Palatine HS students learn ASL in honor of Deaf History Month

In recognition of Deaf History Month in April, Palatine High School welcomed Matt Maxey onto the stage for mesmerizing Deaf performances of songs and awareness of the Deaf community within the music industry.

As founder and CEO of DEAFinitely Dope and a Deaf performer for artists like Chance the Rapper, Maxey is well-versed in meshing ASL and music in a way for everyone to enjoy.

During his stop at Palatine, Maxey signed to snippets of “The Search” by NF and “Changes” by Tupac, using a wide range of facial expressions and body language to convey the meaning of the lyrics along with his performance.
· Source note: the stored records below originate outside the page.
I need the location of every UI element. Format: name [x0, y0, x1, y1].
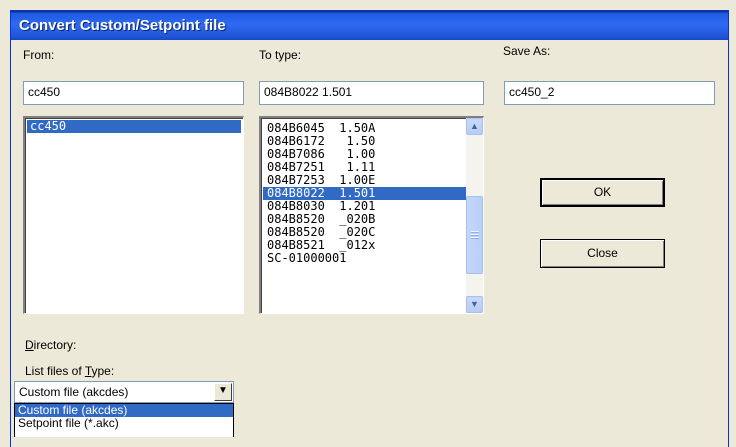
scroll-up-arrow-icon[interactable]: ▲	[466, 118, 483, 135]
list-type-combo[interactable]: Custom file (akcdes) ▼	[14, 381, 234, 403]
from-label: From:	[23, 48, 55, 62]
list-type-label: List files of Type:	[25, 364, 115, 378]
type-list-scrollbar[interactable]: ▲ ▼	[466, 118, 483, 313]
to-type-input[interactable]: 084B8022 1.501	[259, 81, 484, 105]
combo-selected-value: Custom file (akcdes)	[19, 385, 129, 399]
list-type-dropdown[interactable]: Custom file (akcdes) Setpoint file (*.ak…	[14, 403, 234, 437]
file-item[interactable]: cc450	[27, 120, 241, 133]
chevron-down-icon[interactable]: ▼	[214, 383, 232, 401]
directory-label: Directory:	[25, 338, 77, 352]
scroll-thumb[interactable]	[466, 196, 483, 274]
close-button[interactable]: Close	[540, 239, 665, 268]
from-file-list[interactable]: cc450	[23, 116, 244, 314]
title-bar[interactable]: Convert Custom/Setpoint file	[11, 11, 728, 40]
to-type-label: To type:	[259, 48, 302, 62]
type-list[interactable]: 084B6045 1.50A 084B6172 1.50 084B7086 1.…	[259, 116, 484, 314]
from-input[interactable]: cc450	[23, 81, 244, 105]
window-title: Convert Custom/Setpoint file	[19, 17, 226, 34]
save-as-input[interactable]: cc450_2	[504, 81, 715, 105]
ok-button[interactable]: OK	[540, 178, 665, 207]
type-items: 084B6045 1.50A 084B6172 1.50 084B7086 1.…	[261, 118, 483, 265]
dropdown-option-setpoint[interactable]: Setpoint file (*.akc)	[15, 417, 233, 430]
save-as-label: Save As:	[503, 44, 551, 58]
type-item[interactable]: SC-01000001	[263, 252, 483, 265]
scroll-down-arrow-icon[interactable]: ▼	[466, 296, 483, 313]
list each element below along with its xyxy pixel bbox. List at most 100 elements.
He also played a trailer for “Sign the Show,” a documentary he co-produced that highlighted the intertwining of sign language, music and the Deaf community.
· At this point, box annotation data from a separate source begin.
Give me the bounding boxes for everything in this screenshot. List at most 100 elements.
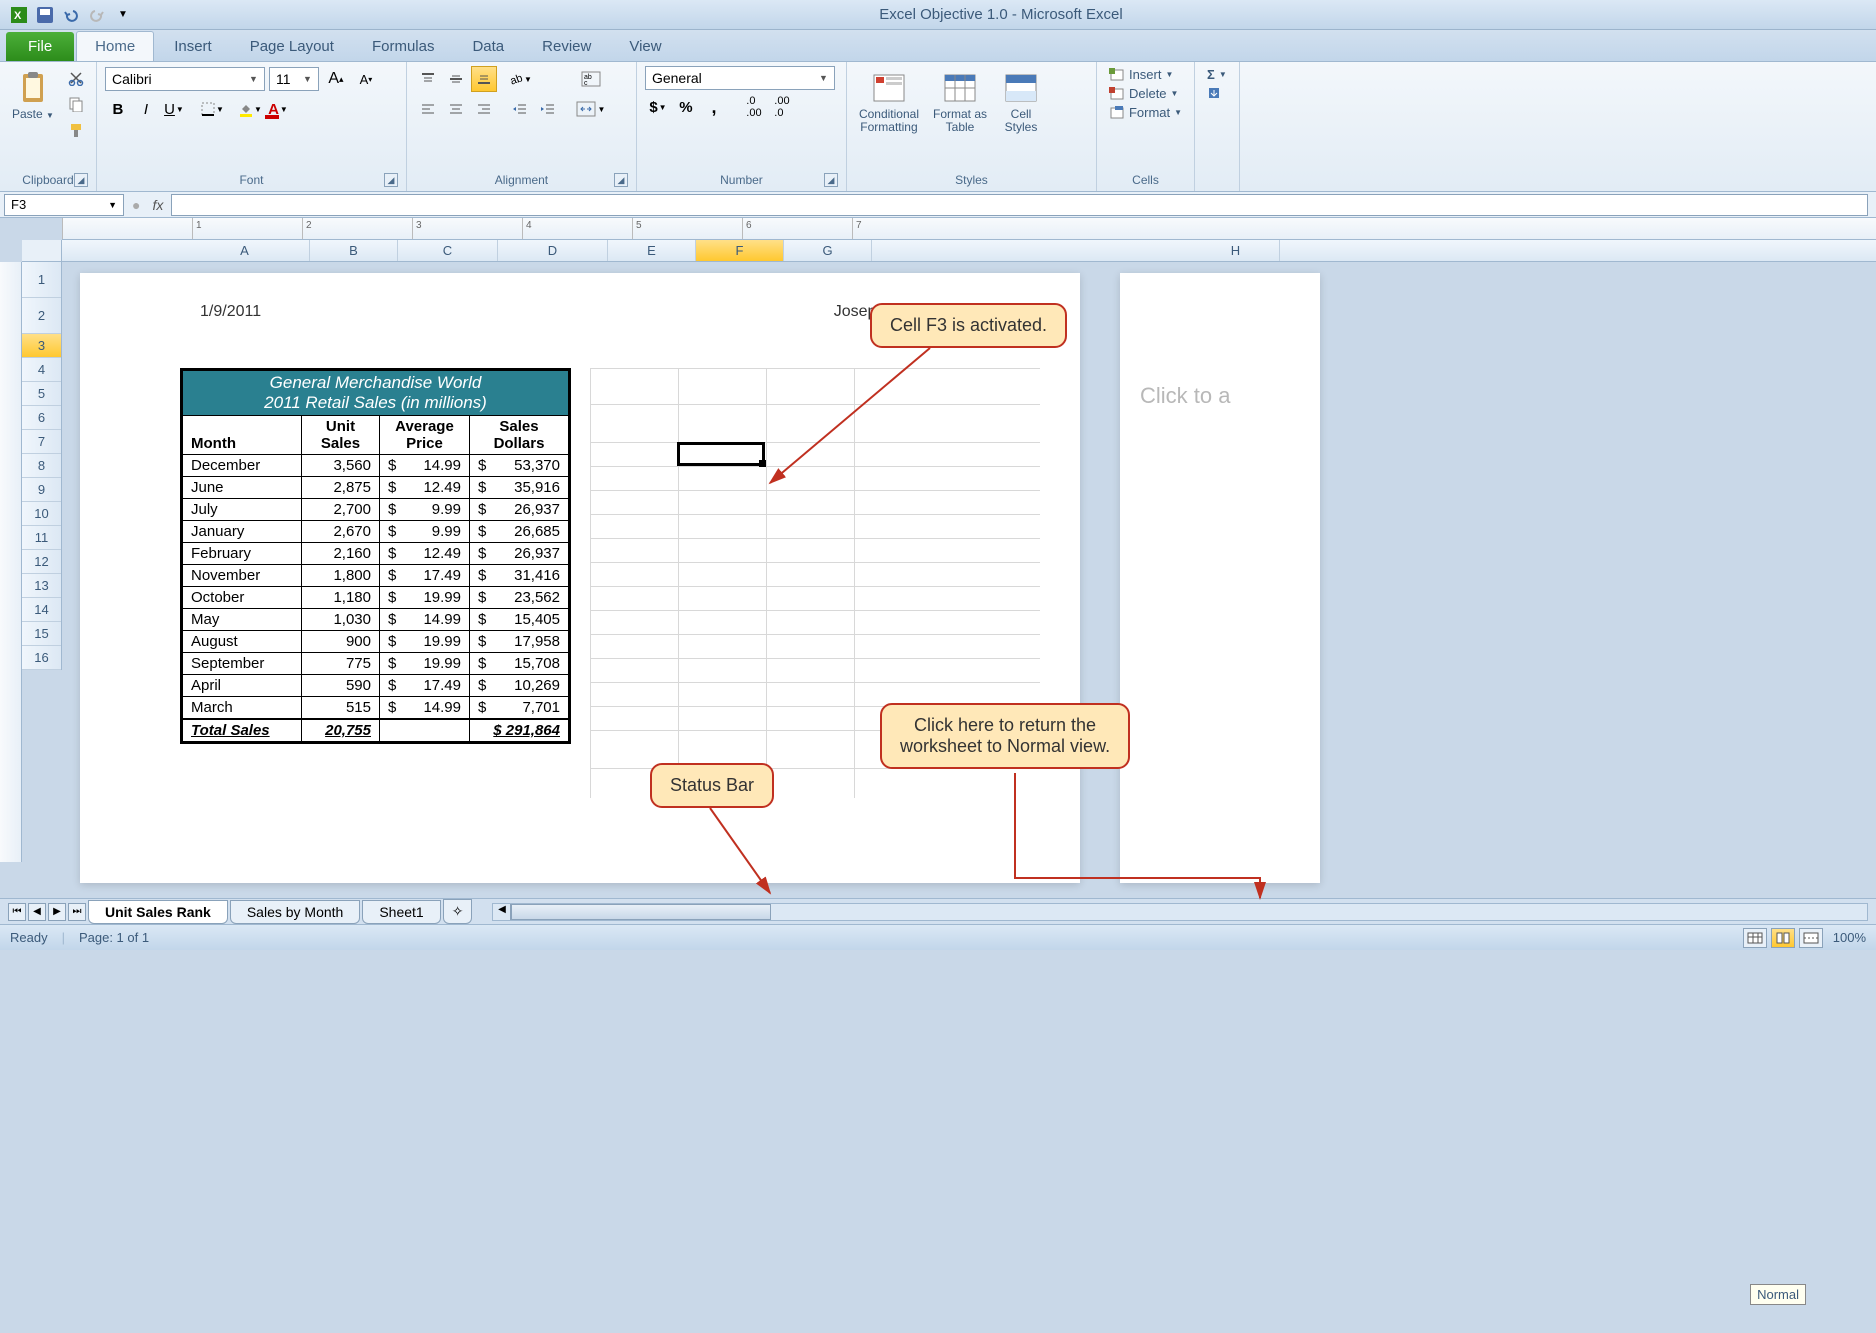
format-cells-button[interactable]: Format▼	[1105, 104, 1186, 121]
grow-font-icon[interactable]: A▴	[323, 66, 349, 92]
format-as-table-button[interactable]: Format as Table	[929, 66, 991, 138]
save-icon[interactable]	[34, 4, 56, 26]
sheet-tab-0[interactable]: Unit Sales Rank	[88, 900, 228, 924]
name-box[interactable]: F3▼	[4, 194, 124, 216]
sales-table[interactable]: General Merchandise World 2011 Retail Sa…	[180, 368, 571, 744]
row-header-2[interactable]: 2	[22, 298, 61, 334]
row-header-15[interactable]: 15	[22, 622, 61, 646]
table-row[interactable]: October1,18019.9923,562	[182, 587, 570, 609]
sheet-nav-first[interactable]: ⏮	[8, 903, 26, 921]
align-top-icon[interactable]	[415, 66, 441, 92]
table-row[interactable]: August90019.9917,958	[182, 631, 570, 653]
align-left-icon[interactable]	[415, 96, 441, 122]
col-header-h[interactable]: H	[1192, 240, 1280, 261]
row-header-11[interactable]: 11	[22, 526, 61, 550]
file-tab[interactable]: File	[6, 32, 74, 61]
copy-icon[interactable]	[64, 92, 88, 116]
table-row[interactable]: March51514.997,701	[182, 697, 570, 720]
fx-label[interactable]: fx	[144, 197, 171, 213]
number-dialog-launcher[interactable]: ◢	[824, 173, 838, 187]
sheet-nav-last[interactable]: ⏭	[68, 903, 86, 921]
normal-view-button[interactable]	[1743, 928, 1767, 948]
row-header-4[interactable]: 4	[22, 358, 61, 382]
tab-view[interactable]: View	[611, 32, 679, 61]
row-header-10[interactable]: 10	[22, 502, 61, 526]
row-header-14[interactable]: 14	[22, 598, 61, 622]
table-row[interactable]: June2,87512.4935,916	[182, 477, 570, 499]
insert-cells-button[interactable]: Insert▼	[1105, 66, 1186, 83]
conditional-formatting-button[interactable]: Conditional Formatting	[855, 66, 923, 138]
cut-icon[interactable]	[64, 66, 88, 90]
formula-input[interactable]	[171, 194, 1868, 216]
redo-icon[interactable]	[86, 4, 108, 26]
row-header-1[interactable]: 1	[22, 262, 61, 298]
select-all-corner[interactable]	[22, 240, 62, 262]
paste-button[interactable]: Paste ▼	[8, 66, 58, 125]
format-painter-icon[interactable]	[64, 118, 88, 142]
col-header-c[interactable]: C	[398, 240, 498, 261]
row-header-8[interactable]: 8	[22, 454, 61, 478]
comma-format-button[interactable]: ,	[701, 94, 727, 120]
cell-styles-button[interactable]: Cell Styles	[997, 66, 1045, 138]
row-header-5[interactable]: 5	[22, 382, 61, 406]
col-header-g[interactable]: G	[784, 240, 872, 261]
increase-decimal-button[interactable]: .0.00	[741, 94, 767, 120]
row-header-3[interactable]: 3	[22, 334, 61, 358]
align-center-icon[interactable]	[443, 96, 469, 122]
delete-cells-button[interactable]: Delete▼	[1105, 85, 1186, 102]
qat-customize-icon[interactable]: ▼	[112, 4, 134, 26]
table-row[interactable]: April59017.4910,269	[182, 675, 570, 697]
increase-indent-icon[interactable]	[535, 96, 561, 122]
col-header-d[interactable]: D	[498, 240, 608, 261]
col-header-a[interactable]: A	[180, 240, 310, 261]
merge-center-button[interactable]: ▼	[575, 96, 607, 122]
font-dialog-launcher[interactable]: ◢	[384, 173, 398, 187]
table-row[interactable]: July2,7009.9926,937	[182, 499, 570, 521]
table-row[interactable]: February2,16012.4926,937	[182, 543, 570, 565]
zoom-level[interactable]: 100%	[1833, 930, 1866, 945]
row-header-12[interactable]: 12	[22, 550, 61, 574]
table-row[interactable]: December3,56014.9953,370	[182, 455, 570, 477]
clipboard-dialog-launcher[interactable]: ◢	[74, 173, 88, 187]
align-right-icon[interactable]	[471, 96, 497, 122]
page-break-view-button[interactable]	[1799, 928, 1823, 948]
font-name-combo[interactable]: Calibri▼	[105, 67, 265, 91]
shrink-font-icon[interactable]: A▾	[353, 66, 379, 92]
active-cell[interactable]	[677, 442, 765, 466]
tab-formulas[interactable]: Formulas	[354, 32, 453, 61]
row-header-16[interactable]: 16	[22, 646, 61, 670]
fill-button[interactable]	[1203, 85, 1231, 101]
tab-page-layout[interactable]: Page Layout	[232, 32, 352, 61]
decrease-decimal-button[interactable]: .00.0	[769, 94, 795, 120]
new-sheet-button[interactable]: ✧	[443, 899, 473, 924]
tab-data[interactable]: Data	[454, 32, 522, 61]
table-row[interactable]: September77519.9915,708	[182, 653, 570, 675]
row-header-9[interactable]: 9	[22, 478, 61, 502]
tab-review[interactable]: Review	[524, 32, 609, 61]
italic-button[interactable]: I	[133, 96, 159, 122]
underline-button[interactable]: U▼	[161, 96, 187, 122]
wrap-text-button[interactable]: abc	[575, 66, 607, 92]
horizontal-scrollbar[interactable]: ◀	[492, 903, 1868, 921]
alignment-dialog-launcher[interactable]: ◢	[614, 173, 628, 187]
row-header-6[interactable]: 6	[22, 406, 61, 430]
col-header-f[interactable]: F	[696, 240, 784, 261]
fill-color-button[interactable]: ▼	[237, 96, 263, 122]
row-header-13[interactable]: 13	[22, 574, 61, 598]
tab-insert[interactable]: Insert	[156, 32, 230, 61]
col-header-e[interactable]: E	[608, 240, 696, 261]
tab-home[interactable]: Home	[76, 31, 154, 61]
number-format-combo[interactable]: General▼	[645, 66, 835, 90]
table-row[interactable]: May1,03014.9915,405	[182, 609, 570, 631]
table-row[interactable]: November1,80017.4931,416	[182, 565, 570, 587]
row-header-7[interactable]: 7	[22, 430, 61, 454]
sheet-tab-2[interactable]: Sheet1	[362, 900, 440, 924]
sheet-nav-next[interactable]: ▶	[48, 903, 66, 921]
percent-format-button[interactable]: %	[673, 94, 699, 120]
col-header-b[interactable]: B	[310, 240, 398, 261]
font-size-combo[interactable]: 11▼	[269, 67, 319, 91]
accounting-format-button[interactable]: $▼	[645, 94, 671, 120]
sheet-tab-1[interactable]: Sales by Month	[230, 900, 361, 924]
align-middle-icon[interactable]	[443, 66, 469, 92]
border-button[interactable]: ▼	[199, 96, 225, 122]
Students, smiling and laughing, learned to sign short phrases like “Good morning” and “I’m busy,” along with longer verses of Justin Bieber’s “Love Yourself.” Maxey wanted them to have fun learning, but in particular wanted them to leave knowing how to sign the phrase, “You should go and love yourself.”

Besides the catchy songs and dynamic signing, Maxey also discussed common obstacles faced by the Deaf and hard of hearing, as well as his life as a hard of hearing music lover.

“Almost one in three people will have some degree of hearing loss, so learning ASL (American Sign Language) is more important than ever to provide accessibility,” said Elena Lyons, a member of the ASL Club and a junior at Palatine.

As the third-most used language in the nation, ASL is becoming increasingly recognized. Yet even with such growth in awareness, many in the Deaf and hard of hearing community still can’t access interpretation for their favorite concerts and music. Maxey is helping to raise awareness and remove those barriers while making ASL a fun and inclusive language.

Maxey concluded with a Q&A and recommended students who are interested in ASL continue to learn at the school’s ASL Club.

“Sign language doesn’t fit into the standards of other spoken languages,” said Lyons. “There is so much room for interpretation and creativity, which I think Matt demonstrated very well.”